Somos nós, também somos nós quando falamos disso como se tirássemos férias uns dos outros para nos amarmos mais adiante, para amarmos os outros como a nós mesmos, depois das feridas abertas por combates desgastantes e imorais, depois das cicatrizes fechadas por uma biologia animal, por uma oficina de pequenos concertos e uma indústria de cola tudo. Somos nós quando voltamos ao princípio e somos nós quando nos aproximamos do fim e somos nós quando remediamos, quando recomeçamos no meio de tudo como se acabássemos de nascer uns para os outros e virgens disponíveis para sermos aprendizes da vida, a mesma que maldizemos tantas vezes. Também somos nós.
Somos nós as férias de nós, a arrogância maior de nos vermos cansados de tudo e ao mesmo tempo capazes da arrogância de pensar que nos podemos retemperar até nos podermos ver com outros olhos, uns aos outros, um mês mais adiante. Somos nós quando adormecemos sobre os problemas que queremos resolver ou quando adormecemos para nos esquecer do que nos aflige agora na arrogância maior de jurarmos que o tempo cura como um esquecimento sem dor alguma. Somos nós na arrogância da absolvição dos nossos pecados quando os citamos em baixa voz para ouvidos cegos e mudos por definição. Só nós nos arrogamos o direito da possibilidade de esquecer a lista que ditamos de cor. A necessidade e a possibilidade são as formas que a nossa natureza assume como a arrogância última e a mais crédula e a mais cruel de todas. A necessidade e a possibilidade são armas de arrogância. A maior arrogância e os actos mais cruéis repousam sobre a necessidade e a possibilidade. E a absolvição dada por nós, uns aos outros.

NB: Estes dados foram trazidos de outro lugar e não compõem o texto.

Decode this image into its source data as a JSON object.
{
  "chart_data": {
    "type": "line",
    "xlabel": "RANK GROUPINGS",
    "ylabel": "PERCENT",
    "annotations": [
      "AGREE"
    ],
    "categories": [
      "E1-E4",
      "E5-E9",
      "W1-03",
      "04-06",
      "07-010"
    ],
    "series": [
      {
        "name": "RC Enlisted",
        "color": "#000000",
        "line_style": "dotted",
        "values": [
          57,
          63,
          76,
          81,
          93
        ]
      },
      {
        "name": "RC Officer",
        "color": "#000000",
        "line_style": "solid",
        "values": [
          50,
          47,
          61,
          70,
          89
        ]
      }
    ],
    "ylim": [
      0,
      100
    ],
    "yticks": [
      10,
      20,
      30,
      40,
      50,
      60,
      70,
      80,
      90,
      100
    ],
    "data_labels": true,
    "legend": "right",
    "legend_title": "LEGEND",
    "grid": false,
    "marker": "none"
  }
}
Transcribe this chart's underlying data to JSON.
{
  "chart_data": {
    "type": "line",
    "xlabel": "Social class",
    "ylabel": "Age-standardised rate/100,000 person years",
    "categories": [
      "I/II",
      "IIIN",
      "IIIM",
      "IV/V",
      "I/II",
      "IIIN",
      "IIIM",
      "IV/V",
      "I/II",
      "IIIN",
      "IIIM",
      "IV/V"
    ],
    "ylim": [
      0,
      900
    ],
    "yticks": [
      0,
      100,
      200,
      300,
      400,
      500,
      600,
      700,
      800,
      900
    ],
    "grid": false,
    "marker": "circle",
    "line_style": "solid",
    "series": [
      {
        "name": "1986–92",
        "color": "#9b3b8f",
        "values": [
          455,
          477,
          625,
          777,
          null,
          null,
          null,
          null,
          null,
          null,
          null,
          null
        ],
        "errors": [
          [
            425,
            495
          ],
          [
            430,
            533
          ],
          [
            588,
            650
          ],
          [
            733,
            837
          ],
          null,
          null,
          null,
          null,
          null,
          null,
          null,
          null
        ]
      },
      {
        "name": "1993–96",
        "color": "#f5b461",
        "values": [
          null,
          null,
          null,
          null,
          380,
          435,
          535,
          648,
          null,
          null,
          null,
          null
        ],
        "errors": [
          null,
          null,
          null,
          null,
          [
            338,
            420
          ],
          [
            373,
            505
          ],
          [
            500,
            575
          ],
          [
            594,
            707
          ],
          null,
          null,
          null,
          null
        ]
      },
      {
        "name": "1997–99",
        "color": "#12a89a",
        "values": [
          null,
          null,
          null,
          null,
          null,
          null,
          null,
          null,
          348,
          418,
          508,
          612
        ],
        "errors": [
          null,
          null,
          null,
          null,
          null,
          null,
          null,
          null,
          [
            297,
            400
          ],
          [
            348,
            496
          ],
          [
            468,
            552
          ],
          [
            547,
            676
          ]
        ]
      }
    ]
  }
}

Somos nós, também somos nós quando falamos disso como se tirássemos férias uns dos outros para nos amarmos mais adiante, para amarmos os outros como a nós mesmos, depois das feridas abertas por combates desgastantes e imorais, depois das cicatrizes fechadas por uma biologia animal, por uma oficina de pequenos concertos e uma indústria de cola tudo. Somos nós quando voltamos ao princípio e somos nós quando nos aproximamos do fim e somos nós quando remediamos, quando recomeçamos no meio de tudo como se acabássemos de nascer uns para os outros e virgens disponíveis para sermos aprendizes da vida, a mesma que maldizemos tantas vezes. Também somos nós.
somos nós
4)
Somos nós sentados nas varandas altas vendo todos os outros como formigas laboriosas lá em baixo. Com as mãos firmadas na balaustrada, somos nós, de pé sobre as duas patas traseiras que imaginamos todos os outros incapazes, como formigas de um destino curto ou de uma determinação menor que não é a sua, de cada formiga que não sabe mais que o seu lugar na fila do carreiro para um formigueiro sem emoções. Somos nós quando falamos de nós como um formigueiro de emoções. Somos nós capazes de chorar e de rir de si, por si e para si, como se nenhum outro ser houvesse capaz da tragédia e da comédia. Somos nós capazes de imitar todos os outros seres e de pensar conhecê-los, de os classificar e nomear como se eles não passassem de nomeações, isso mesmo, nomes de coisas. Somos nós, equilibrados sobre as duas patas como se isso nos tornasse outros, únicos e capazes de toda a criação e de toda a compreensão sobre coisas e criaturas, capazes de escrever as escrituras com as mãos livres para a acção inteligente, mesmo se vã. Somos nós. A arrogância de ser o criador, os criadores.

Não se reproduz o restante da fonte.